Food and Agriculture Organization (FAO) of the United Nations and the French Development Agency (AFD) has launched a new 3.5 million Euro project to improve sustainable wildlife management and food security in the world’s largest terrestrial transfrontier conservation area.

Southern Africa’s Kavango-Zambezi Transfrontier Conservation Area, which straddles Angola, Botswana, Namibia, Zambia and Zimbabwe, each year experiences large scale migrations of megafauna, in particular elephants, where 50% of the total population of African elephants can be found. However, the area is also home to poor rural communities whose livelihoods depend on agriculture, fishing and hunting and who are not always able to meet their basic needs due, in part, to erratic rainfall and frequent droughts.

Under the Sustainable Wildlife Management Programme, the new project will partner with the governments of Botswana and Namibia to address threats from unsustainable levels of wildlife hunting in some areas, habitats closure and fragmentation, which prevent animals from reaching the resources they need to survive, as well as poaching and killing of animals as a result of human-wildlife conflicts.
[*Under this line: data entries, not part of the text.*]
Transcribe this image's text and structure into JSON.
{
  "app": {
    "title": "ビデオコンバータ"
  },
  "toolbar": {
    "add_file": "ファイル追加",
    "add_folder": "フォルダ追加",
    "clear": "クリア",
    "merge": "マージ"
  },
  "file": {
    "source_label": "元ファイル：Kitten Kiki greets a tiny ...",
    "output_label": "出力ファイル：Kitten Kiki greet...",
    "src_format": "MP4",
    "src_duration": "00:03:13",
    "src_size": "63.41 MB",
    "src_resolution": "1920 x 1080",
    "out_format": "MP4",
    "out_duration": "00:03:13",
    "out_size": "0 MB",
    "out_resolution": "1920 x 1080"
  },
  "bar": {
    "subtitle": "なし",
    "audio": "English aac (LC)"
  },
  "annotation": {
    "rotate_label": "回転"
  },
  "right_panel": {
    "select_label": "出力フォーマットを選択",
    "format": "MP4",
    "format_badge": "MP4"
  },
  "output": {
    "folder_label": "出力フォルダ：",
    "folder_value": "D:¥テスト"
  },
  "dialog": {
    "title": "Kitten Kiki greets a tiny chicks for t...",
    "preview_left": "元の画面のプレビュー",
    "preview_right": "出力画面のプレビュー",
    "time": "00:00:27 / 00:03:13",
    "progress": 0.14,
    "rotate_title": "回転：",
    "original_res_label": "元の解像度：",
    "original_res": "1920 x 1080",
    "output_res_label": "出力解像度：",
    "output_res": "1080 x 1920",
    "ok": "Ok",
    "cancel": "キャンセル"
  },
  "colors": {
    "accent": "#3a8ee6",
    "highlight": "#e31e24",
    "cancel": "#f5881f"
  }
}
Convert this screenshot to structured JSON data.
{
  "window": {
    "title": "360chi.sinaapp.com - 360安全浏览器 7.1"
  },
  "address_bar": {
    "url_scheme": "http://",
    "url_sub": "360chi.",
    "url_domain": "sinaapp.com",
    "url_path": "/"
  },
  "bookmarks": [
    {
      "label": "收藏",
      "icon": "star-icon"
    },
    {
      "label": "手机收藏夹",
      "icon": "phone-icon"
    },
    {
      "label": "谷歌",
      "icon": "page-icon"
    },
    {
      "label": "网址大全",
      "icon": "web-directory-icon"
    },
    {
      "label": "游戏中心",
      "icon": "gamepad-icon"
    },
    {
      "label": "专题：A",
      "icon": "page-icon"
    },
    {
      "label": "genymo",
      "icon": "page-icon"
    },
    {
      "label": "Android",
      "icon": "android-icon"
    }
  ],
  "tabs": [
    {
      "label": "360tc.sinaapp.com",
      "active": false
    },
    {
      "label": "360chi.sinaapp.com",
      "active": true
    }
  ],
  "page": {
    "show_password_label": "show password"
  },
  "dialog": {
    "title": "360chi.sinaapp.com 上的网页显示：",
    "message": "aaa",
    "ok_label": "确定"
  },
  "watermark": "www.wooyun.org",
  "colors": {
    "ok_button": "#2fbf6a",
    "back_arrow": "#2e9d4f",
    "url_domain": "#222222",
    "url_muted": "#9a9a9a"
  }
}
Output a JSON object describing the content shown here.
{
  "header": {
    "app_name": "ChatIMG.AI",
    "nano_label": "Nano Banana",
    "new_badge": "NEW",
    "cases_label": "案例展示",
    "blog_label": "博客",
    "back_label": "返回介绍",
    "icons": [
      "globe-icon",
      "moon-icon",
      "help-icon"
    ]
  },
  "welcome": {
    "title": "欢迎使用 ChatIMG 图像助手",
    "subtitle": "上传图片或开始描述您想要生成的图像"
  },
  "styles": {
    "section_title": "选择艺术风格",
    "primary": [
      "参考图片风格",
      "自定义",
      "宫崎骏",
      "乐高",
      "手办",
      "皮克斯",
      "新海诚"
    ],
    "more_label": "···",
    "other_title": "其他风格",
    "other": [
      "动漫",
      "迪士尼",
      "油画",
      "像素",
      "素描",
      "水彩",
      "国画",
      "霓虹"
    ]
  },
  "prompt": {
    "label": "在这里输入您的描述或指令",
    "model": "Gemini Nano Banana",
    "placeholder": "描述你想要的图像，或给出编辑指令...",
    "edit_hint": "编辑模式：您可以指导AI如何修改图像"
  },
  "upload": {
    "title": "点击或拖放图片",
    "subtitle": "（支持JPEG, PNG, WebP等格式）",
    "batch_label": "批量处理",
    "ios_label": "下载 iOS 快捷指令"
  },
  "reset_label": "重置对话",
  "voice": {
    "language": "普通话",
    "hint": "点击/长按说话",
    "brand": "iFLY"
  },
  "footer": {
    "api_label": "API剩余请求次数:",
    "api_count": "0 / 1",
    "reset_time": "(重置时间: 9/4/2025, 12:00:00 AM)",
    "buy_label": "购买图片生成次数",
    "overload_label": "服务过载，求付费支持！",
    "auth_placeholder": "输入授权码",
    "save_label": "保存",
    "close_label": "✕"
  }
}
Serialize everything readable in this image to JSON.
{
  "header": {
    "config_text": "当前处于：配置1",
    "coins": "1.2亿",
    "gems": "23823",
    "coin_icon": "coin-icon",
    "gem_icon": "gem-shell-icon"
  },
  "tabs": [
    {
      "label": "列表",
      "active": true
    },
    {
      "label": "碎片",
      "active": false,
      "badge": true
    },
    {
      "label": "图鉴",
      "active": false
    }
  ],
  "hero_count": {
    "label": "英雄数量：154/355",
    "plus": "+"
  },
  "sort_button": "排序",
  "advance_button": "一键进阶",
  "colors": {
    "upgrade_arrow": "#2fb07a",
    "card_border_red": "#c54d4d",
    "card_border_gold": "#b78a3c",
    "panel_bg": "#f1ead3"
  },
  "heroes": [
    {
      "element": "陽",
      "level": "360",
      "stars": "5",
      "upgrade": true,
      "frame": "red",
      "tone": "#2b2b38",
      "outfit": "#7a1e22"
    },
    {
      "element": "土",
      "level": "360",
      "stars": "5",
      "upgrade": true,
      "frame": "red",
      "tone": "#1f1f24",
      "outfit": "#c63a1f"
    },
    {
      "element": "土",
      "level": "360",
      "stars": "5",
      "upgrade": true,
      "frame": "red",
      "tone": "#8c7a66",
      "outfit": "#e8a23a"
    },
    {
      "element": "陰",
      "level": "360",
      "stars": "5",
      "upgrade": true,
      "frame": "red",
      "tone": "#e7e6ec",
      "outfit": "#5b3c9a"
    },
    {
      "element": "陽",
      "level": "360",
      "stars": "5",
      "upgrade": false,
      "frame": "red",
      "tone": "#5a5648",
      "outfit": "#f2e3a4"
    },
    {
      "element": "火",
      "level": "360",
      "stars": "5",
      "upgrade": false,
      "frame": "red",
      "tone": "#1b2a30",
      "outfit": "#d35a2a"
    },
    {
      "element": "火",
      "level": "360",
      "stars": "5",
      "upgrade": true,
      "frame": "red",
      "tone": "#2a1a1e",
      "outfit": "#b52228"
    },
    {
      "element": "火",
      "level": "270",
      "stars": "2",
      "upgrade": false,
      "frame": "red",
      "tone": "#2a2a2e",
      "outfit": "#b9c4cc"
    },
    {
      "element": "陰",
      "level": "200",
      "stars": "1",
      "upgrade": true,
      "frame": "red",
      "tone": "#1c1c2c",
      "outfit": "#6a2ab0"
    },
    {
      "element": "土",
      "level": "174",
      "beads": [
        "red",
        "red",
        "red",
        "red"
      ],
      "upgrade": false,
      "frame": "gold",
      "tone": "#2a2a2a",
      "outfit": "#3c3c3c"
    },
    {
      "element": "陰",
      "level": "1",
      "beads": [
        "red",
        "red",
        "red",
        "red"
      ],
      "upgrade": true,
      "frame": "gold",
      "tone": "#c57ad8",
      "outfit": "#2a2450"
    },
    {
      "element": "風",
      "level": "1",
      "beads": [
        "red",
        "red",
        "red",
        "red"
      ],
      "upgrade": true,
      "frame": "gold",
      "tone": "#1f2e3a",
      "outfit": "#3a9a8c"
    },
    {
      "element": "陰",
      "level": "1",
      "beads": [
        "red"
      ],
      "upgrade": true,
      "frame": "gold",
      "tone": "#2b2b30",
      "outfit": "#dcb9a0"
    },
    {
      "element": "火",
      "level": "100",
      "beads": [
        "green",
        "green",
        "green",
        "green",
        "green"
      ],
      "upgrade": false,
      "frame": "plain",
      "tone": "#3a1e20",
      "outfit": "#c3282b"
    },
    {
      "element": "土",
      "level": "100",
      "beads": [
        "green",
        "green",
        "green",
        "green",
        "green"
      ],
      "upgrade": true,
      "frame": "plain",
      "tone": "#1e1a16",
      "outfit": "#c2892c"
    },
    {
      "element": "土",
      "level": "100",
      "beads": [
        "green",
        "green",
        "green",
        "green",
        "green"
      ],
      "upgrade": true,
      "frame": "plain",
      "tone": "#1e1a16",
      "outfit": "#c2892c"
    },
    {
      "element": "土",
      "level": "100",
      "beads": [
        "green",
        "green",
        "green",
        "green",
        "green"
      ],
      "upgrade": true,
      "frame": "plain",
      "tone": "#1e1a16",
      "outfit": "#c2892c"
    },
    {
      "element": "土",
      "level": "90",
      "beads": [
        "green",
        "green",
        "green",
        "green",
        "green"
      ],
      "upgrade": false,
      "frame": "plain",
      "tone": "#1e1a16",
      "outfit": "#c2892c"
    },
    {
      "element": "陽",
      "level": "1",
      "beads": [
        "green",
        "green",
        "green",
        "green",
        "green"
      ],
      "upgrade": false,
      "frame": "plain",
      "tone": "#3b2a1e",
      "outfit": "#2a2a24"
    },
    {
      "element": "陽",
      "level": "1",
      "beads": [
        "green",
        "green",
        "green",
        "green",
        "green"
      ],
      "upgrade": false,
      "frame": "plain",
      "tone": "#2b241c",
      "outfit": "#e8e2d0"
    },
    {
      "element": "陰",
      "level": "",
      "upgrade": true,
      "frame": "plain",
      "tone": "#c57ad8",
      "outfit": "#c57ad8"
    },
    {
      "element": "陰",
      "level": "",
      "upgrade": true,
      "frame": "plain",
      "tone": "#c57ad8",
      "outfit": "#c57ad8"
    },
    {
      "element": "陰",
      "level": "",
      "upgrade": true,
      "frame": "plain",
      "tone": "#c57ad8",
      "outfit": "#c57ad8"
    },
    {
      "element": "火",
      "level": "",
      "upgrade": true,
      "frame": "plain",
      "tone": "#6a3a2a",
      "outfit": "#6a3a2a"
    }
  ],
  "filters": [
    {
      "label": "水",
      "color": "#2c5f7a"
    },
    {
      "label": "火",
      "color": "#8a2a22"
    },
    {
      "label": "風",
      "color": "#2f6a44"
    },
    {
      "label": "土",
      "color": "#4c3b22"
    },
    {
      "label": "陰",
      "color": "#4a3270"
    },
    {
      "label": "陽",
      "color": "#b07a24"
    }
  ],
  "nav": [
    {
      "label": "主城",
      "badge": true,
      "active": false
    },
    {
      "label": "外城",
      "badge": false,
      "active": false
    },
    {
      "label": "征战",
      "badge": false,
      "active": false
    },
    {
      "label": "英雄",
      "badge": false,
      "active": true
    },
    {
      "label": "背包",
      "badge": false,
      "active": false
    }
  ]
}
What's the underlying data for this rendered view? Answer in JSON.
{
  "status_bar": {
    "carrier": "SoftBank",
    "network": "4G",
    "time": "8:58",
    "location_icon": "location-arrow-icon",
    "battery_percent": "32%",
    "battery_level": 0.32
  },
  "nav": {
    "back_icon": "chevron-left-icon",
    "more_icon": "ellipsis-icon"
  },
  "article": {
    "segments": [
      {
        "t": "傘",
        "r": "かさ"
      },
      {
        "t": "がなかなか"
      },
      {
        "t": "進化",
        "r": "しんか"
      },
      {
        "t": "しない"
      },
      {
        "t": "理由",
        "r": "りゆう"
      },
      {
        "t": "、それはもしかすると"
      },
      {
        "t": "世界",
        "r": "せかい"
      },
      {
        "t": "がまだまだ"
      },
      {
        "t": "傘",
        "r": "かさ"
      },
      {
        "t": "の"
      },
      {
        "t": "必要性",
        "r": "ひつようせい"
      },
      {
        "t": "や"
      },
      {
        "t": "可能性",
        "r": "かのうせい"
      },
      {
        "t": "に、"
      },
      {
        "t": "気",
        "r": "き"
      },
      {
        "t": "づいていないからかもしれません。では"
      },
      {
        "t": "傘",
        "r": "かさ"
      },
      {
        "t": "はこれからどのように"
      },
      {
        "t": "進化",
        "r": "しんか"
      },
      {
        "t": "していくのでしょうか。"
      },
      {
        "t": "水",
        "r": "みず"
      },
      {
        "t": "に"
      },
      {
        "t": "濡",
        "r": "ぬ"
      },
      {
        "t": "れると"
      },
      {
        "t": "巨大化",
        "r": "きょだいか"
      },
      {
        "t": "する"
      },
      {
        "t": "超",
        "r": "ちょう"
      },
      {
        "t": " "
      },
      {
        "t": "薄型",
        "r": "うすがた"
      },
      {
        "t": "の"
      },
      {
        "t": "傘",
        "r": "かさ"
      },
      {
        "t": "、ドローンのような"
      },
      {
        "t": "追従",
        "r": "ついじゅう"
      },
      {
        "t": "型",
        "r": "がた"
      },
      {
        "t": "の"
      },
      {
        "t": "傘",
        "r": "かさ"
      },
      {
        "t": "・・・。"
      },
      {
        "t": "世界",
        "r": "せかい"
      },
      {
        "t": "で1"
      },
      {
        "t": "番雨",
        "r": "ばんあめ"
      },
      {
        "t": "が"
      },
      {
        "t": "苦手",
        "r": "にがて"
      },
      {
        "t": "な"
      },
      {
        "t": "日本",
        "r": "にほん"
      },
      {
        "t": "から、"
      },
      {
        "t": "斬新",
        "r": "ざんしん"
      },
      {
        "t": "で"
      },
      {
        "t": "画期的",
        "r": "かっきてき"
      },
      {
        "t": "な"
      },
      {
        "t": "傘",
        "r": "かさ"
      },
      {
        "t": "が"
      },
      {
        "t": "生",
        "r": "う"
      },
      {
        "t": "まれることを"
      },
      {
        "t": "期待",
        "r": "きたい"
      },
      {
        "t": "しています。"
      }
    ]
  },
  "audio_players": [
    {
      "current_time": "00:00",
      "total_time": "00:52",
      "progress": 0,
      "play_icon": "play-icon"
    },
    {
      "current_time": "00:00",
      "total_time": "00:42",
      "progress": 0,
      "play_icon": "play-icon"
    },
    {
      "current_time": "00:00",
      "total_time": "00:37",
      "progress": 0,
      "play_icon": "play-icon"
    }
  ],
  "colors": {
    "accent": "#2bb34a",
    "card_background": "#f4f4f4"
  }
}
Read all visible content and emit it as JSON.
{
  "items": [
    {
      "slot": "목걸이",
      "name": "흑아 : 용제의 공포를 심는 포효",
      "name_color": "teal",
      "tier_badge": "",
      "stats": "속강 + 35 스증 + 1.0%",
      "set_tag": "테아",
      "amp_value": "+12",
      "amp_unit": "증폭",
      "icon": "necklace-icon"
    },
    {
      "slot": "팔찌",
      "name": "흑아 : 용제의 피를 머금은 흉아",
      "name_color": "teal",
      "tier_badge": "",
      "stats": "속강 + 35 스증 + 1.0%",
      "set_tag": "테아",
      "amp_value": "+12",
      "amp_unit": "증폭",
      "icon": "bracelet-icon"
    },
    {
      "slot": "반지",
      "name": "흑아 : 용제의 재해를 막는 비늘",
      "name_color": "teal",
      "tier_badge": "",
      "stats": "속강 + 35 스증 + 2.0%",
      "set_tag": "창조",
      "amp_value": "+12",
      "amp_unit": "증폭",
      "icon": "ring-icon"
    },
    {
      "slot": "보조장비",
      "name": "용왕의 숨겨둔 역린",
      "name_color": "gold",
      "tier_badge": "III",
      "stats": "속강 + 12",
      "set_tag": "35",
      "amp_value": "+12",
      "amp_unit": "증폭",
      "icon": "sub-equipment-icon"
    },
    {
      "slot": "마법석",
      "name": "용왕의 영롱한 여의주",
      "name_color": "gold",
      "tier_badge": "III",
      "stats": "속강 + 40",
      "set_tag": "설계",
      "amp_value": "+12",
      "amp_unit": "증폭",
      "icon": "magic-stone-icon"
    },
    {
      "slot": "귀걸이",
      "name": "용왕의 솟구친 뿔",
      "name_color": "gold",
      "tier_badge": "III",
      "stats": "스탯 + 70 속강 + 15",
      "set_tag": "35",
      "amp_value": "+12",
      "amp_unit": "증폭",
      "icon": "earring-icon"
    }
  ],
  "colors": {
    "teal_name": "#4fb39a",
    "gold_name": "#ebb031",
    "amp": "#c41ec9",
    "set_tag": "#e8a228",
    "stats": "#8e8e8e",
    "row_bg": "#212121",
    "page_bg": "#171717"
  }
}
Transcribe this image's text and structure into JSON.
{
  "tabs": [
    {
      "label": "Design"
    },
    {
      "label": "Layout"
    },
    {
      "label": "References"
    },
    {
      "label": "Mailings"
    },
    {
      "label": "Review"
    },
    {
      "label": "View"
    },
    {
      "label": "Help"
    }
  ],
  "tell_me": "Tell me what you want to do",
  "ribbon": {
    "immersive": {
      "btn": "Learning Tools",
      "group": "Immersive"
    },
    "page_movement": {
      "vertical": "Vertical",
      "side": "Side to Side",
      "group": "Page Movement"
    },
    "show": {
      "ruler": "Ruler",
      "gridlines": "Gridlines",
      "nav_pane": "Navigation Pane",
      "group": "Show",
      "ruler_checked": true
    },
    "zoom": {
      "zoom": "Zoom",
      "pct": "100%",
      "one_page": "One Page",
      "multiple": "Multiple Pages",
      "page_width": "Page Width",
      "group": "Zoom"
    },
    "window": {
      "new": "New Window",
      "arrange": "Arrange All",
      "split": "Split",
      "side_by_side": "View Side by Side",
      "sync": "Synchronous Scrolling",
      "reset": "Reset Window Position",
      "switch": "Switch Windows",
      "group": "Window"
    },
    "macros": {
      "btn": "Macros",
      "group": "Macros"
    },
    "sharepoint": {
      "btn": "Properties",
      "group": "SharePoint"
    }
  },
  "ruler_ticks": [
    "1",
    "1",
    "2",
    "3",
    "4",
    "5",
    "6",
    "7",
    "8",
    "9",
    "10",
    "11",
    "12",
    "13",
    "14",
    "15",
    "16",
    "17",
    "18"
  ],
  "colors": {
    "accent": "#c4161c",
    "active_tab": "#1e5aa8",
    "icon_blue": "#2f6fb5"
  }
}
“The focus of the project is to benefit both the wildlife and ecosystems in the Transfrontier Conservation Area and the resilience of local communities that rely on them, at least in part, for food and income,” said Mette Wilkie, director, forestry division, FAO.

Community conservancies

The project will focus on supporting the development of a network of community conservancies and community-based organizations that help manage community-owned land to ensure the conservation and sustainable use of natural resources for the benefit of local livelihoods.

Namibia already has an impressive network of 86 community conservancies, which collectively cover 20% of the country and are home to nearly 230,000 people.

“This project aims to establish an effective network of community conservancies since they have proven to be a powerful means to combat rural poverty,” said Gilles Kleitz, director of the AFD ecological transition and natural resources department. “In Namibia, for instance, conservancies contributed more than $10m in benefits such as income, employment remuneration, and in-kind, for example, meat, to conservancy members in 2018. The overall economic contributions from these benefits amounted to more than $62m, including the creation of over 5,300 jobs from conservancy related operations and enterprises.”

The project will be implemented with the support of technical partners such as Wild Entrust Africa in Botswana and the World Wildlife Fund in Namibia and will focus on Botswana’s Khaudum -Ngamiland wildlife dispersal area as well as in Namibia’s community conservancies of the Zambezi Region and around Khaudum National Park.

The results of the project will contribute to the creation of policies aimed at fostering community conservancies development, sustainable hunting and wildlife conservation and enhanced institutional and legal frameworks needed to implement these policies.

The Sustainable Wildlife Management Programme is already promoting a similar approach in Zambia and Zimbabwe. It also ensures a participatory and community rights-based approach across all its sites.